Dat is toch krankzinnig! Zeker. Maar het geheim schuilt hierin, dat er- wat anderen niet zien- achter hem een onzichtbaar wezen staat, dat hem steeds aanspoort: ‘Bied door, bied door!’

Dit is nu een voorbeeld van geloven.

Vervolgens is er slechts dit ene verschil, dat alles hier alleen berust op het geloof dat dat wezen nog met het geld over de brug zal komen ook. Komt het daarentegen echt op geloven aan, dan zal dat betekenen dat men net zo durft bieden, en dat zonder er rekening mee te houden dat het gevolg moet zijn, dat men wordt gearresteerd.[3]

De silentio ontbeert in ieder geval zowel dat vertrouwen als de durf. Het gaat hem er om de ontstellende paradox van het geloof te ontdekken. Hij tracht voortduren dat wat niet in woorden gevat kan worden in woorden te vatten. Het gaat hem er bovendien om de hegeliaanse en kantiaanse beperkingen van het religieuze op te heffen. Zozeer zij de religie binnen de grenzen van de rede hebben getrokken, zozeer trekt Kierkegaard haar daar weer uit. Want hoe is Abraham binnen de grenzen van de rede te begrijpen?
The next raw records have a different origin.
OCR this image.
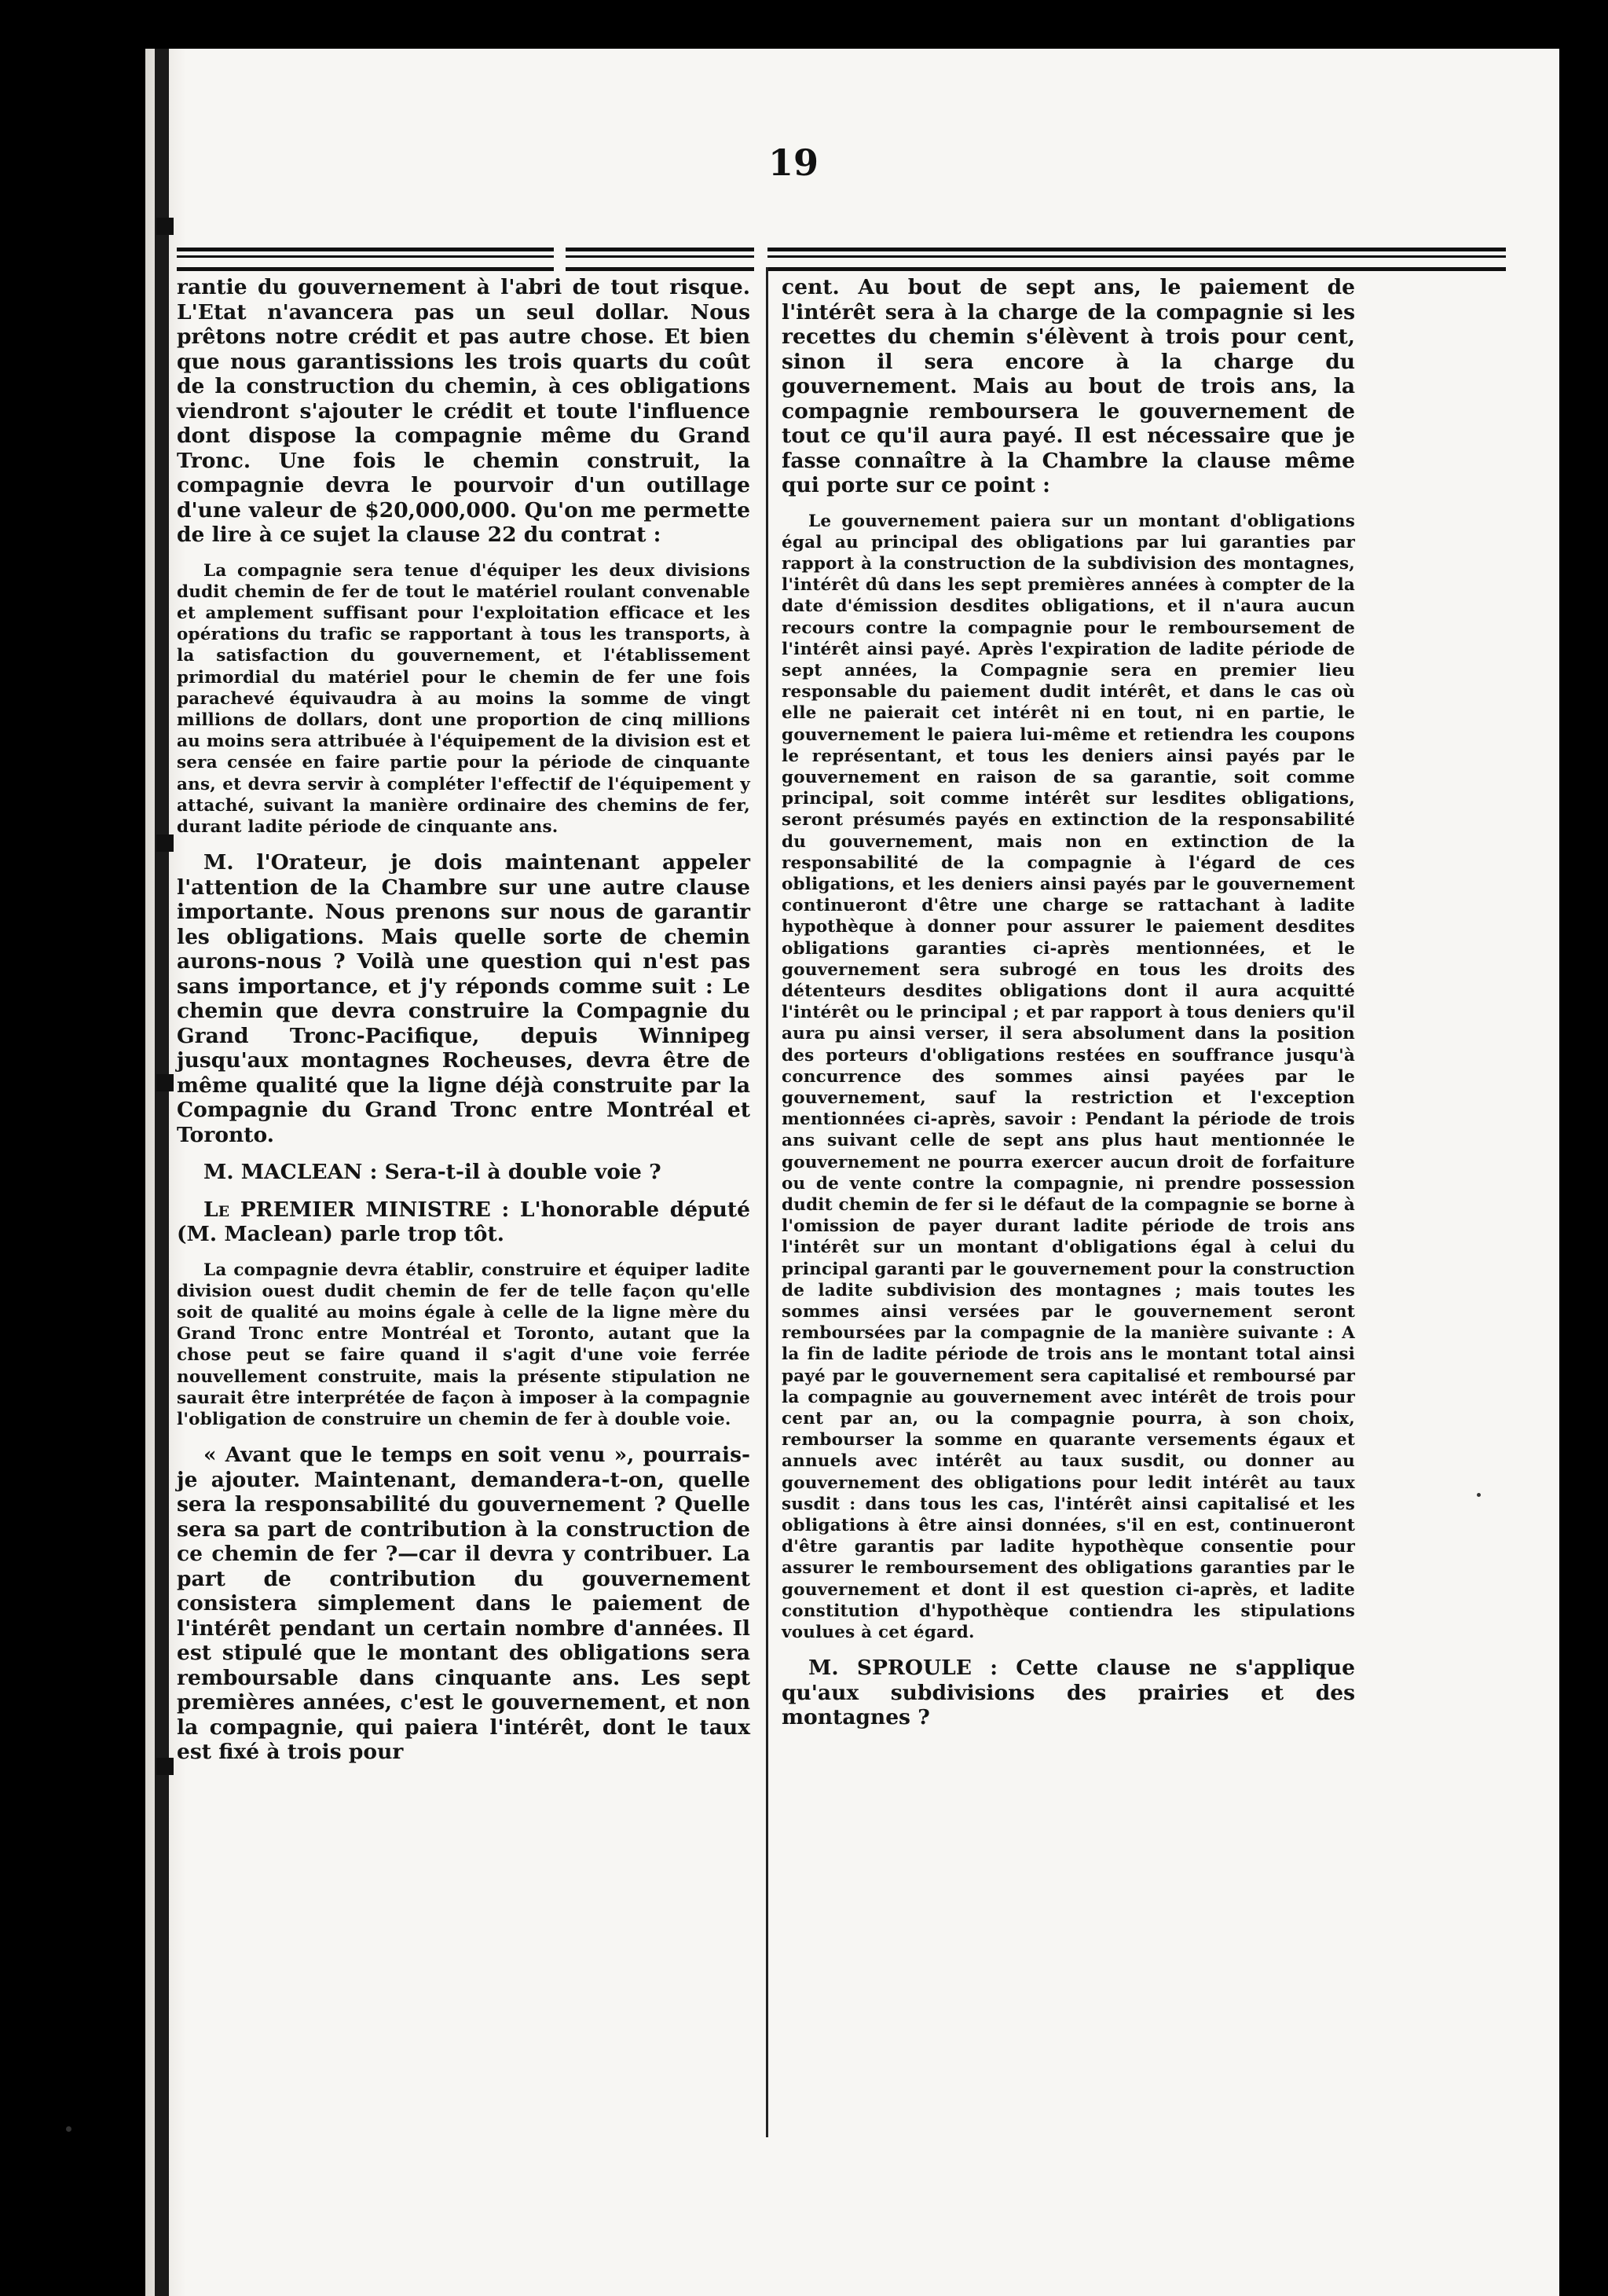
19

rantie du gouvernement à l'abri de tout risque. L'Etat n'avancera pas un seul dollar. Nous prêtons notre crédit et pas autre chose. Et bien que nous garantissions les trois quarts du coût de la construction du chemin, à ces obligations viendront s'ajouter le crédit et toute l'influence dont dispose la compagnie même du Grand Tronc. Une fois le chemin construit, la compagnie devra le pourvoir d'un outillage d'une valeur de $20,000,000. Qu'on me permette de lire à ce sujet la clause 22 du contrat :

La compagnie sera tenue d'équiper les deux divisions dudit chemin de fer de tout le matériel roulant convenable et amplement suffisant pour l'exploitation efficace et les opérations du trafic se rapportant à tous les transports, à la satisfaction du gouvernement, et l'établissement primordial du matériel pour le chemin de fer une fois parachevé équivaudra à au moins la somme de vingt millions de dollars, dont une proportion de cinq millions au moins sera attribuée à l'équipement de la division est et sera censée en faire partie pour la période de cinquante ans, et devra servir à compléter l'effectif de l'équipement y attaché, suivant la manière ordinaire des chemins de fer, durant ladite période de cinquante ans.

M. l'Orateur, je dois maintenant appeler l'attention de la Chambre sur une autre clause importante. Nous prenons sur nous de garantir les obligations. Mais quelle sorte de chemin aurons-nous ? Voilà une question qui n'est pas sans importance, et j'y réponds comme suit : Le chemin que devra construire la Compagnie du Grand Tronc-Pacifique, depuis Winnipeg jusqu'aux montagnes Rocheuses, devra être de même qualité que la ligne déjà construite par la Compagnie du Grand Tronc entre Montréal et Toronto.

M. MACLEAN : Sera-t-il à double voie ?

Le PREMIER MINISTRE : L'honorable député (M. Maclean) parle trop tôt.

La compagnie devra établir, construire et équiper ladite division ouest dudit chemin de fer de telle façon qu'elle soit de qualité au moins égale à celle de la ligne mère du Grand Tronc entre Montréal et Toronto, autant que la chose peut se faire quand il s'agit d'une voie ferrée nouvellement construite, mais la présente stipulation ne saurait être interprétée de façon à imposer à la compagnie l'obligation de construire un chemin de fer à double voie.

« Avant que le temps en soit venu », pourrais-je ajouter. Maintenant, demandera-t-on, quelle sera la responsabilité du gouvernement ? Quelle sera sa part de contribution à la construction de ce chemin de fer ?—car il devra y contribuer. La part de contribution du gouvernement consistera simplement dans le paiement de l'intérêt pendant un certain nombre d'années. Il est stipulé que le montant des obligations sera remboursable dans cinquante ans. Les sept premières années, c'est le gouvernement, et non la compagnie, qui paiera l'intérêt, dont le taux est fixé à trois pour

cent. Au bout de sept ans, le paiement de l'intérêt sera à la charge de la compagnie si les recettes du chemin s'élèvent à trois pour cent, sinon il sera encore à la charge du gouvernement. Mais au bout de trois ans, la compagnie remboursera le gouvernement de tout ce qu'il aura payé. Il est nécessaire que je fasse connaître à la Chambre la clause même qui porte sur ce point :

Le gouvernement paiera sur un montant d'obligations égal au principal des obligations par lui garanties par rapport à la construction de la subdivision des montagnes, l'intérêt dû dans les sept premières années à compter de la date d'émission desdites obligations, et il n'aura aucun recours contre la compagnie pour le remboursement de l'intérêt ainsi payé. Après l'expiration de ladite période de sept années, la Compagnie sera en premier lieu responsable du paiement dudit intérêt, et dans le cas où elle ne paierait cet intérêt ni en tout, ni en partie, le gouvernement le paiera lui-même et retiendra les coupons le représentant, et tous les deniers ainsi payés par le gouvernement en raison de sa garantie, soit comme principal, soit comme intérêt sur lesdites obligations, seront présumés payés en extinction de la responsabilité du gouvernement, mais non en extinction de la responsabilité de la compagnie à l'égard de ces obligations, et les deniers ainsi payés par le gouvernement continueront d'être une charge se rattachant à ladite hypothèque à donner pour assurer le paiement desdites obligations garanties ci-après mentionnées, et le gouvernement sera subrogé en tous les droits des détenteurs desdites obligations dont il aura acquitté l'intérêt ou le principal ; et par rapport à tous deniers qu'il aura pu ainsi verser, il sera absolument dans la position des porteurs d'obligations restées en souffrance jusqu'à concurrence des sommes ainsi payées par le gouvernement, sauf la restriction et l'exception mentionnées ci-après, savoir : Pendant la période de trois ans suivant celle de sept ans plus haut mentionnée le gouvernement ne pourra exercer aucun droit de forfaiture ou de vente contre la compagnie, ni prendre possession dudit chemin de fer si le défaut de la compagnie se borne à l'omission de payer durant ladite période de trois ans l'intérêt sur un montant d'obligations égal à celui du principal garanti par le gouvernement pour la construction de ladite subdivision des montagnes ; mais toutes les sommes ainsi versées par le gouvernement seront remboursées par la compagnie de la manière suivante : A la fin de ladite période de trois ans le montant total ainsi payé par le gouvernement sera capitalisé et remboursé par la compagnie au gouvernement avec intérêt de trois pour cent par an, ou la compagnie pourra, à son choix, rembourser la somme en quarante versements égaux et annuels avec intérêt au taux susdit, ou donner au gouvernement des obligations pour ledit intérêt au taux susdit : dans tous les cas, l'intérêt ainsi capitalisé et les obligations à être ainsi données, s'il en est, continueront d'être garantis par ladite hypothèque consentie pour assurer le remboursement des obligations garanties par le gouvernement et dont il est question ci-après, et ladite constitution d'hypothèque contiendra les stipulations voulues à cet égard.

M. SPROULE : Cette clause ne s'applique qu'aux subdivisions des prairies et des montagnes ?
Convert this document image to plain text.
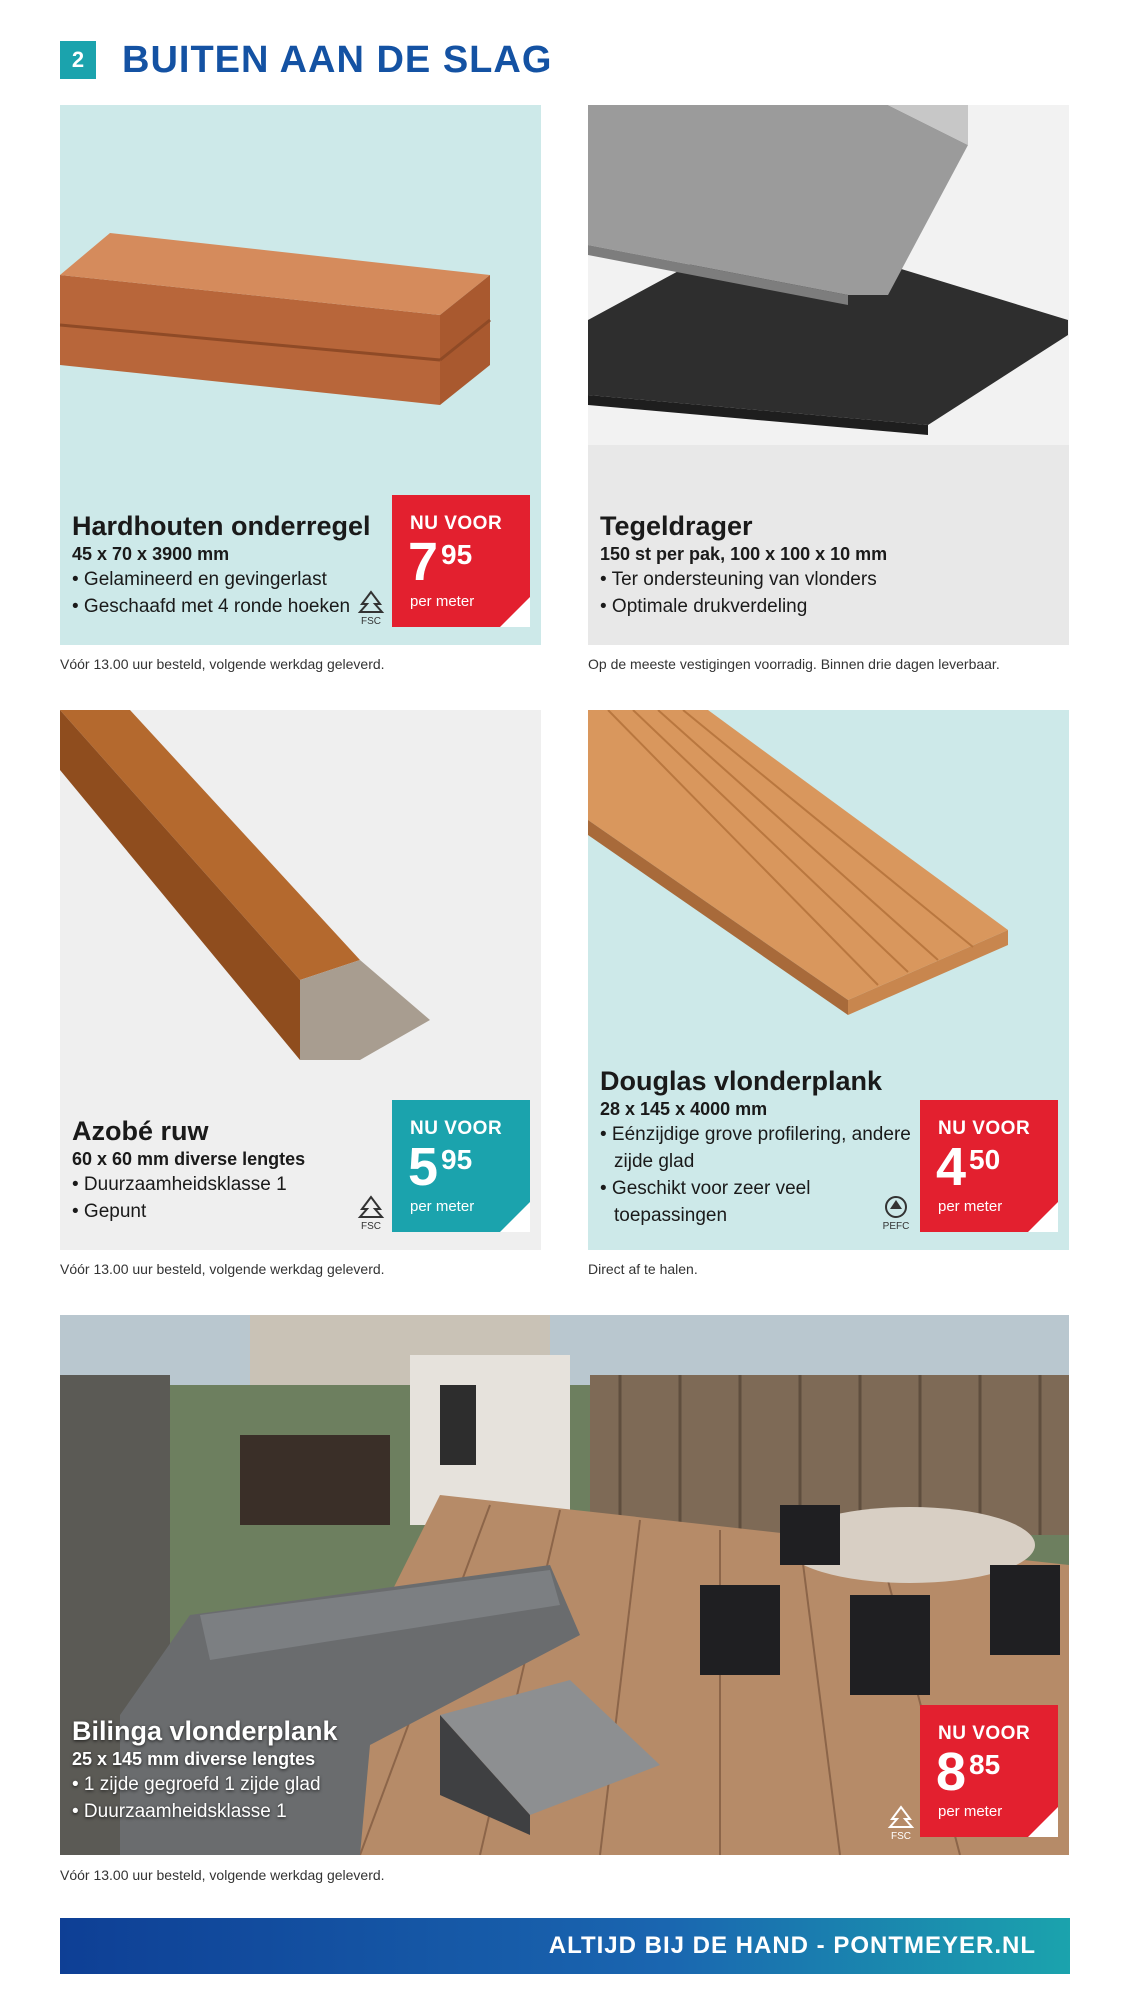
2 BUITEN AAN DE SLAG
Hardhouten onderregel
45 x 70 x 3900 mm
• Gelamineerd en gevingerlast
• Geschaafd met 4 ronde hoeken
FSC
NU VOOR
7 95
per meter
Vóór 13.00 uur besteld, volgende werkdag geleverd.
Tegeldrager
150 st per pak, 100 x 100 x 10 mm
• Ter ondersteuning van vlonders
• Optimale drukverdeling
Op de meeste vestigingen voorradig. Binnen drie dagen leverbaar.
Azobé ruw
60 x 60 mm diverse lengtes
• Duurzaamheidsklasse 1
• Gepunt
FSC
NU VOOR
5 95
per meter
Vóór 13.00 uur besteld, volgende werkdag geleverd.
Douglas vlonderplank
28 x 145 x 4000 mm
• Eénzijdige grove profilering, andere
zijde glad
• Geschikt voor zeer veel
toepassingen
PEFC
NU VOOR
4 50
per meter
Direct af te halen.
Bilinga vlonderplank
25 x 145 mm diverse lengtes
• 1 zijde gegroefd 1 zijde glad
• Duurzaamheidsklasse 1
FSC
NU VOOR
8 85
per meter
Vóór 13.00 uur besteld, volgende werkdag geleverd.
ALTIJD BIJ DE HAND - PONTMEYER.NL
Zijn we stoutmoedig genoeg dat we het handelen van Abraham toch proberen te (be)grijpen, dan wordt het zwart voor de ogen. Het is de onbewogen beweger van het handelen. We kunnen hooguit trachten zelf de beweging te maken voorbij het ethische systeem en voorbij wat Kierkegaard noemt de ‘oneindige resignatie[4]’, voorbij ‘het laatste stadium dat aan het geloof voorafgaat, en wel zo dat iedereen die deze beweging niet heeft gemaakt het geloof niet bezit. Want pas in de oneindige resignatie krijg ik een helder zicht op mijzelf in mijn eeuwige geldigheid, en pas dan kan er sprake van zijn krachtens het geloof het bestaan te grijpen.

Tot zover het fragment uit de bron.